Invitation to Noise // 30 avril 2023
Critique de 4 albums : LEG YIELD - engine check // REMOTE VIEWING - Modern Addictions // THERMOSTAT - Thermostat EP // MAST YEAR - Knife
Bonjour tout le monde,
Cela fait très longtemps que tu n’as pas eu de mes nouvelles dans ta boîte mail. J’espère que tout va bien pour toi et que tu écoutes de la bonne zic.
Je reviens cette fois avec quatre disques sortis récemment : engine check de LEG YIELD, Modern Addictions de REMOTE VIEWING, Thermostat EP de THERMOSTAT, et Knife de MAST YEAR.
En bonus, j’ajoute une petite critique qui a été publiée précédemment sur le compte (très inactif) Instagram de Noisy Tapes.
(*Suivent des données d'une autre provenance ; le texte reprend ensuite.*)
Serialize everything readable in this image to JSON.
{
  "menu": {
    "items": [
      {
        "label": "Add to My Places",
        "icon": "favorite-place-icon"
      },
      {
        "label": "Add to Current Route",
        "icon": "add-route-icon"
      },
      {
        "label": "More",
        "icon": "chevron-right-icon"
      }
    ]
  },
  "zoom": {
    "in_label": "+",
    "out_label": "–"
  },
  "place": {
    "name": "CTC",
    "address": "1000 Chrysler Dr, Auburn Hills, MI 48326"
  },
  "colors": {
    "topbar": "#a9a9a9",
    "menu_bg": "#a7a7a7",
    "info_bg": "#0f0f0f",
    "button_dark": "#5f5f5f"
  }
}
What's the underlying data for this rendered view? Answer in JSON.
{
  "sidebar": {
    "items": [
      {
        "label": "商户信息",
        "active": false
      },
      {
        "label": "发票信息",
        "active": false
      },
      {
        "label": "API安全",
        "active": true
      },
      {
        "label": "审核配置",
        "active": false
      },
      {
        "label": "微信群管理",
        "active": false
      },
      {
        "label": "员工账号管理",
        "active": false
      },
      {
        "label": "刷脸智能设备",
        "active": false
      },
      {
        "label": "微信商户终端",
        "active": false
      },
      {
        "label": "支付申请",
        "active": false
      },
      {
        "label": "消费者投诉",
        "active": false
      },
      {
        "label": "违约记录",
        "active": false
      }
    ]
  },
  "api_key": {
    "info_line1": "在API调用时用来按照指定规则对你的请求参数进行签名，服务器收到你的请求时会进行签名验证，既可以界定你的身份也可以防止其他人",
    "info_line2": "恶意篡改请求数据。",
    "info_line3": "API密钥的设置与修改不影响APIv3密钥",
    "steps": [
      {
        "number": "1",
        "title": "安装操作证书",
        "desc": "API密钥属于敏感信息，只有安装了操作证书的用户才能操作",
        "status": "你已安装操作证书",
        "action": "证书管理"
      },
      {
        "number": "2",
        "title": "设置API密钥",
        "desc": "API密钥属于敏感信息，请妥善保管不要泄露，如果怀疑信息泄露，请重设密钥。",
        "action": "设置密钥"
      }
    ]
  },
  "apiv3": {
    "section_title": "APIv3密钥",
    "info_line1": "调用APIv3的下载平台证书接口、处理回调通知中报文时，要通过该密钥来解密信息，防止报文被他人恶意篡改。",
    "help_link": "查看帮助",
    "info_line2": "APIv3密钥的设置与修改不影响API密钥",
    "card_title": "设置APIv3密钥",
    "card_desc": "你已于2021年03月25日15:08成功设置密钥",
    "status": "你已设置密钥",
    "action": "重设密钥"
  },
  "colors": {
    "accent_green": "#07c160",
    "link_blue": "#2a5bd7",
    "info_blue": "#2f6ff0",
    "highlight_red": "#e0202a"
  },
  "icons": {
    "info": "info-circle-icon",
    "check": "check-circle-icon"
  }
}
Si tu aimes ce que tu lis, n’hésite pas à partager.
Enjoy!
LEG YIELD - engine check
(The Ghost is Clear Records - 2023)
LEG YIELD est l'œuvre d'un homme, celle de Sam Hutchinson le batteur de feu BUMMER. Le gars devait s'ennuyer depuis la séparation du groupe, il décide alors de monter son propre projet, où il fait absolument tout.
Forcément de la part d'un tel batteur, la musique qu'il joue ne peut que déboîter. Engine Check est en effet un instantané de violence. Composé de 7 titres qui font seulement 7 minutes, l'EP défile forcément à la vitesse de l'éclair, ce qui n’empêche pas d’être percuté par l’intensité et la décharge émotionnelle qui s’en dégagent à chaque instant.
Sam Hutchinson se fait plaisir autant avec des vocalises violentes, des guitares fulgurantes, des sons de basse pesants, des rythmiques sauvages, et des nappes de synthé agressives. En tout cas, engine check ne donne pas l’impression d’être joué par un homme orchestre.
L’excellent label The Ghost is Clear Records a eu le bon goût de faire confiance à Hutchinson ajoutant encore un nouveau très bon disque à son catalogue.
À écouter sur : Bandcamp
REMOTE VIEWING - Modern Addictions
(Human Worth - 2023)
Alors que le super-groupe REMOTE VIEWING existe depuis 2016, je le découvre avec son dernier EP, un 6-titres sorti chez Human Worth. En même temps, la formation anglaise a connu quelques changements au sein de son line-up donnant certainement un aspect nouveau à la musique de REMOTE VIEWING. Il faut que je prenne le temps d’écouter ses deux précédents disques, Bloodloss et It’s Better This Way, pour m’en rendre compte par moi-même.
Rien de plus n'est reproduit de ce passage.